Masturbation was on my mind when I met Frank at the bar after dinner. Four beers later—and after much talk on various theories of sexuality, the role of autoeroticism in the development of young men and women, and the remarkable lack of self-love in serious literature—Frank paid the tab, and I led him to DeWitt Park, found a bench away from pedestrian traffic and streetlights, eased down his zipper, and pushed up my skirt. It was thrilling, like a return to junior year of high school and my first serious boyfriend, to a time of simple, electric sex, Wes Owen touching me in the backseat of his Ford Escort while I touched him. With the tips of two fingers, Frank gently rubbed my clitoris, the whereabouts of which had escaped Wes.

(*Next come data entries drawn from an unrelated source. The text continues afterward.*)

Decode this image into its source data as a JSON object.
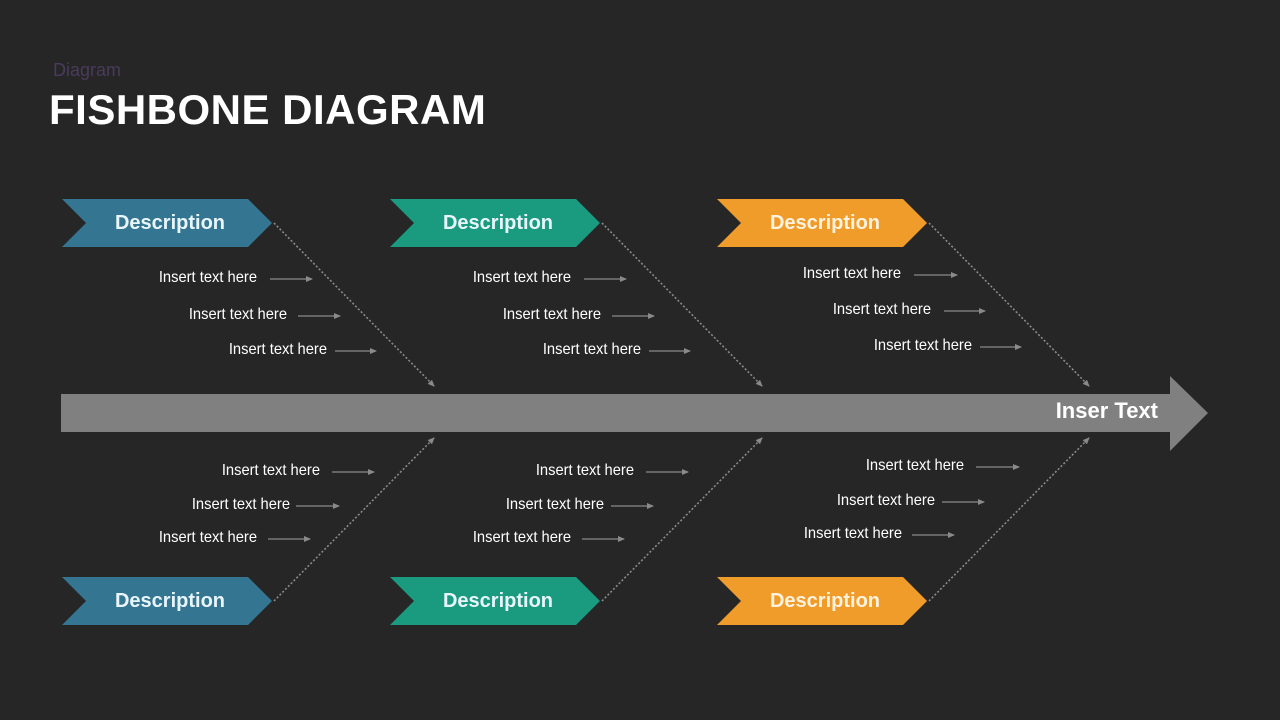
{
  "header": {
    "subtitle": "Diagram",
    "title": "FISHBONE DIAGRAM"
  },
  "spine": {
    "label": "Inser Text",
    "color": "#808080"
  },
  "colors": {
    "background": "#262626",
    "blue": "#347591",
    "green": "#1a9a7f",
    "orange": "#ef9c2b",
    "connector": "#8a8a8a"
  },
  "categories": [
    {
      "position": "top",
      "color_name": "blue",
      "label": "Description",
      "items": [
        "Insert text here",
        "Insert text here",
        "Insert text here"
      ]
    },
    {
      "position": "top",
      "color_name": "green",
      "label": "Description",
      "items": [
        "Insert text here",
        "Insert text here",
        "Insert text here"
      ]
    },
    {
      "position": "top",
      "color_name": "orange",
      "label": "Description",
      "items": [
        "Insert text here",
        "Insert text here",
        "Insert text here"
      ]
    },
    {
      "position": "bottom",
      "color_name": "blue",
      "label": "Description",
      "items": [
        "Insert text here",
        "Insert text here",
        "Insert text here"
      ]
    },
    {
      "position": "bottom",
      "color_name": "green",
      "label": "Description",
      "items": [
        "Insert text here",
        "Insert text here",
        "Insert text here"
      ]
    },
    {
      "position": "bottom",
      "color_name": "orange",
      "label": "Description",
      "items": [
        "Insert text here",
        "Insert text here",
        "Insert text here"
      ]
    }
  ]
}
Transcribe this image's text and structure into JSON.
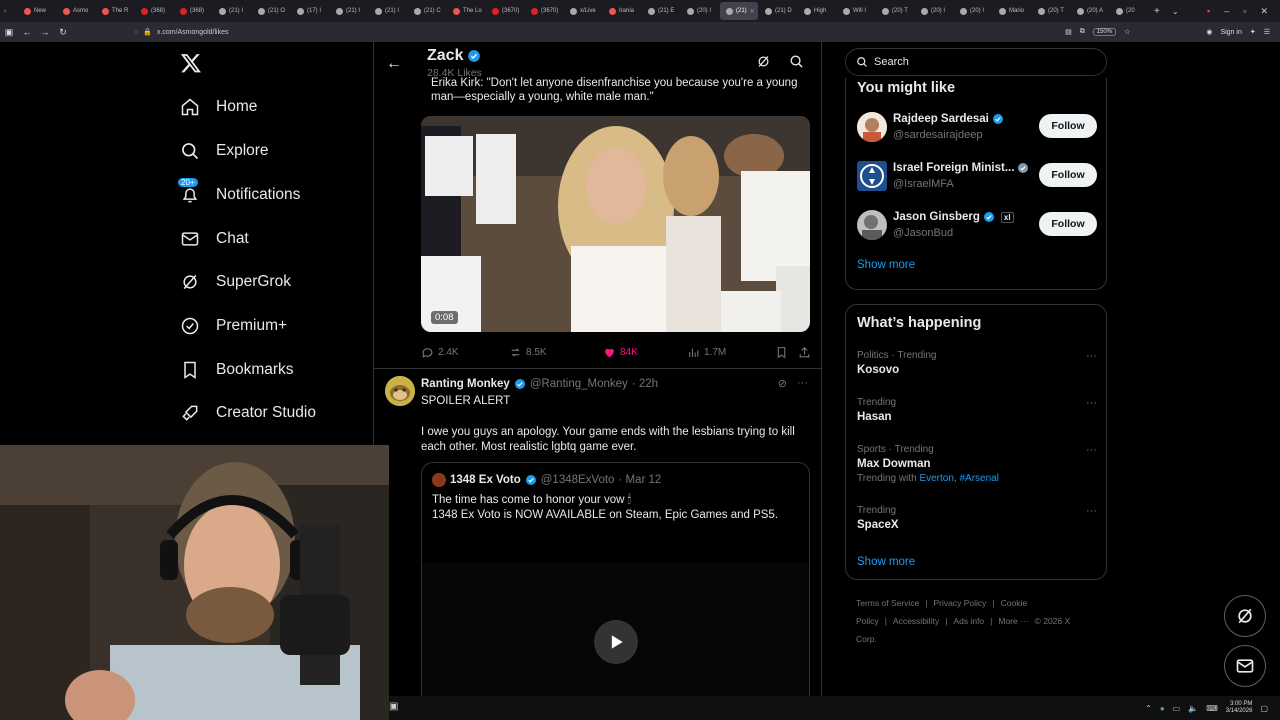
{
  "browser": {
    "tabs": [
      {
        "label": "New",
        "color": "#e55"
      },
      {
        "label": "Asmo",
        "color": "#e55"
      },
      {
        "label": "The R",
        "color": "#e55"
      },
      {
        "label": "(368)",
        "color": "#d22"
      },
      {
        "label": "(368)",
        "color": "#d22"
      },
      {
        "label": "(21) I",
        "color": "#aaa"
      },
      {
        "label": "(21) O",
        "color": "#aaa"
      },
      {
        "label": "(17) I",
        "color": "#aaa"
      },
      {
        "label": "(21) I",
        "color": "#aaa"
      },
      {
        "label": "(21) I",
        "color": "#aaa"
      },
      {
        "label": "(21) C",
        "color": "#aaa"
      },
      {
        "label": "The Lo",
        "color": "#e55"
      },
      {
        "label": "(3670)",
        "color": "#d22"
      },
      {
        "label": "(3670)",
        "color": "#d22"
      },
      {
        "label": "x/Live",
        "color": "#aaa"
      },
      {
        "label": "Irania",
        "color": "#e55"
      },
      {
        "label": "(21) E",
        "color": "#aaa"
      },
      {
        "label": "(20) I",
        "color": "#aaa"
      },
      {
        "label": "(21)",
        "color": "#aaa"
      },
      {
        "label": "(21) D",
        "color": "#aaa"
      },
      {
        "label": "High",
        "color": "#aaa"
      },
      {
        "label": "Will I",
        "color": "#aaa"
      },
      {
        "label": "(20) T",
        "color": "#aaa"
      },
      {
        "label": "(20) I",
        "color": "#aaa"
      },
      {
        "label": "(20) I",
        "color": "#aaa"
      },
      {
        "label": "Mario",
        "color": "#aaa"
      },
      {
        "label": "(20) T",
        "color": "#aaa"
      },
      {
        "label": "(20) A",
        "color": "#aaa"
      },
      {
        "label": "(20",
        "color": "#aaa"
      }
    ],
    "active_tab_index": 18,
    "url": "x.com/Asmongold/likes",
    "zoom": "150%",
    "sign_in": "Sign in"
  },
  "nav": {
    "items": [
      {
        "label": "Home",
        "icon": "home-icon"
      },
      {
        "label": "Explore",
        "icon": "search-icon"
      },
      {
        "label": "Notifications",
        "icon": "bell-icon",
        "badge": "20+"
      },
      {
        "label": "Chat",
        "icon": "mail-icon"
      },
      {
        "label": "SuperGrok",
        "icon": "grok-icon"
      },
      {
        "label": "Premium+",
        "icon": "verified-icon"
      },
      {
        "label": "Bookmarks",
        "icon": "bookmark-icon"
      },
      {
        "label": "Creator Studio",
        "icon": "rocket-icon"
      }
    ]
  },
  "profile": {
    "name": "Zack",
    "likes_count": "28.4K Likes"
  },
  "tweet1": {
    "text": "Erika Kirk: \"Don't let anyone disenfranchise you because you're a young man—especially a young, white male man.\"",
    "video_time": "0:08",
    "replies": "2.4K",
    "reposts": "8.5K",
    "likes": "84K",
    "views": "1.7M",
    "accent_like": "#f91880"
  },
  "tweet2": {
    "name": "Ranting Monkey",
    "handle": "@Ranting_Monkey",
    "time": "· 22h",
    "spoiler": "SPOILER ALERT",
    "body": "I owe you guys an apology. Your game ends with the lesbians trying to kill each other. Most realistic lgbtq game ever.",
    "quote": {
      "name": "1348 Ex Voto",
      "handle": "@1348ExVoto",
      "time": "· Mar 12",
      "line1": "The time has come to honor your vow 🕯",
      "line2": "1348 Ex Voto is NOW AVAILABLE on Steam, Epic Games and PS5."
    }
  },
  "search": {
    "placeholder": "Search"
  },
  "you_might_like": {
    "title": "You might like",
    "people": [
      {
        "name": "Rajdeep Sardesai",
        "handle": "@sardesairajdeep",
        "follow": "Follow",
        "verified_color": "#1d9bf0"
      },
      {
        "name": "Israel Foreign Minist...",
        "handle": "@IsraelMFA",
        "follow": "Follow",
        "verified_color": "#829aab"
      },
      {
        "name": "Jason Ginsberg",
        "handle": "@JasonBud",
        "follow": "Follow",
        "verified_color": "#1d9bf0",
        "extra": "xI"
      }
    ],
    "show_more": "Show more"
  },
  "happening": {
    "title": "What’s happening",
    "trends": [
      {
        "category": "Politics · Trending",
        "name": "Kosovo"
      },
      {
        "category": "Trending",
        "name": "Hasan"
      },
      {
        "category": "Sports · Trending",
        "name": "Max Dowman",
        "with_prefix": "Trending with",
        "with_links": "Everton, #Arsenal"
      },
      {
        "category": "Trending",
        "name": "SpaceX"
      }
    ],
    "show_more": "Show more"
  },
  "footer": {
    "links": [
      "Terms of Service",
      "|",
      "Privacy Policy",
      "|",
      "Cookie Policy",
      "|",
      "Accessibility",
      "|",
      "Ads info",
      "|",
      "More ···",
      "© 2026 X Corp."
    ]
  },
  "taskbar": {
    "time": "3:00 PM",
    "date": "3/14/2026"
  }
}
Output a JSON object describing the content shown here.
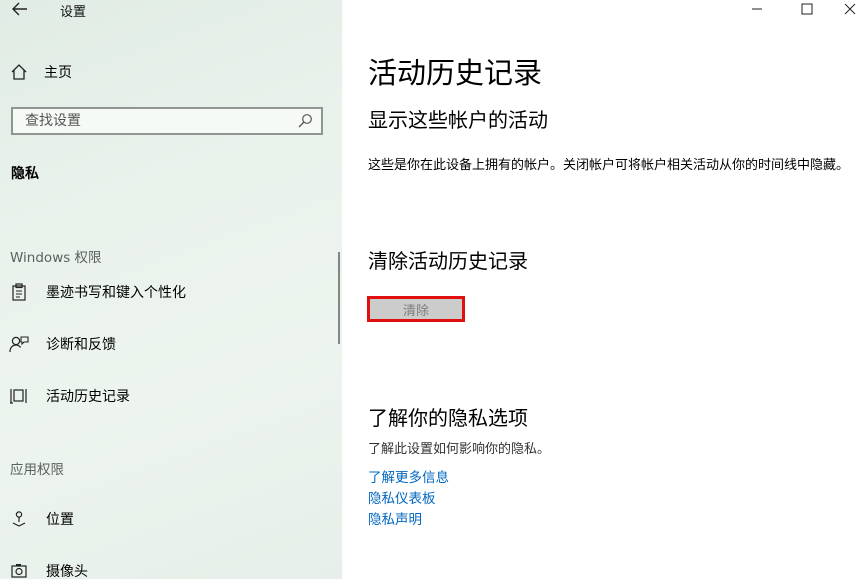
{
  "window": {
    "title": "设置",
    "controls": {
      "minimize": "—",
      "maximize": "☐",
      "close": "✕"
    }
  },
  "sidebar": {
    "home_label": "主页",
    "search": {
      "placeholder": "查找设置",
      "value": ""
    },
    "category": "隐私",
    "sections": [
      {
        "title": "Windows 权限",
        "items": [
          {
            "label": "墨迹书写和键入个性化",
            "icon": "clipboard-icon"
          },
          {
            "label": "诊断和反馈",
            "icon": "feedback-icon"
          },
          {
            "label": "活动历史记录",
            "icon": "timeline-icon"
          }
        ]
      },
      {
        "title": "应用权限",
        "items": [
          {
            "label": "位置",
            "icon": "location-icon"
          },
          {
            "label": "摄像头",
            "icon": "camera-icon"
          }
        ]
      }
    ]
  },
  "main": {
    "title": "活动历史记录",
    "show_accounts_heading": "显示这些帐户的活动",
    "show_accounts_desc": "这些是你在此设备上拥有的帐户。关闭帐户可将帐户相关活动从你的时间线中隐藏。",
    "clear_heading": "清除活动历史记录",
    "clear_button": "清除",
    "privacy_heading": "了解你的隐私选项",
    "privacy_desc": "了解此设置如何影响你的隐私。",
    "links": [
      "了解更多信息",
      "隐私仪表板",
      "隐私声明"
    ]
  },
  "colors": {
    "accent_link": "#0067c0",
    "highlight_border": "#e01010",
    "button_disabled_bg": "#cccccc"
  }
}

It was nice to be in the dark, sitting side by side, crickets chirping and lightning bugs rising and blinking, Frank’s free arm around my shoulders, his Levi’s rough against my bare right knee, my fingers atop his so we almost held hands as he brought me closer and closer and closer. Frank came first, pulsing in my fist and gasping through his teeth, and I quickly followed.
I left him in the park and walked home whistling, proud of myself for being too cool to demand a number, force a number upon him, suggest brunch. This was the new Hannah, Ivy League Hannah, Hannah who didn’t blink when told Oscar had two moms, Hannah who thoughtfully weighed the pros and cons of Kree’s public nudity, Hannah who listened to Helena and Mark groaning in their marital bed and idly wondered who was on top. New York Hannah, Cornell Hannah, Hannah whose Southern drawl was mysterious—no cowgirl hick from Tennessee. Hannah whistling “Every Day I Write the Book,” whistling “Please, Please, Please, Let Me Get What I Want.”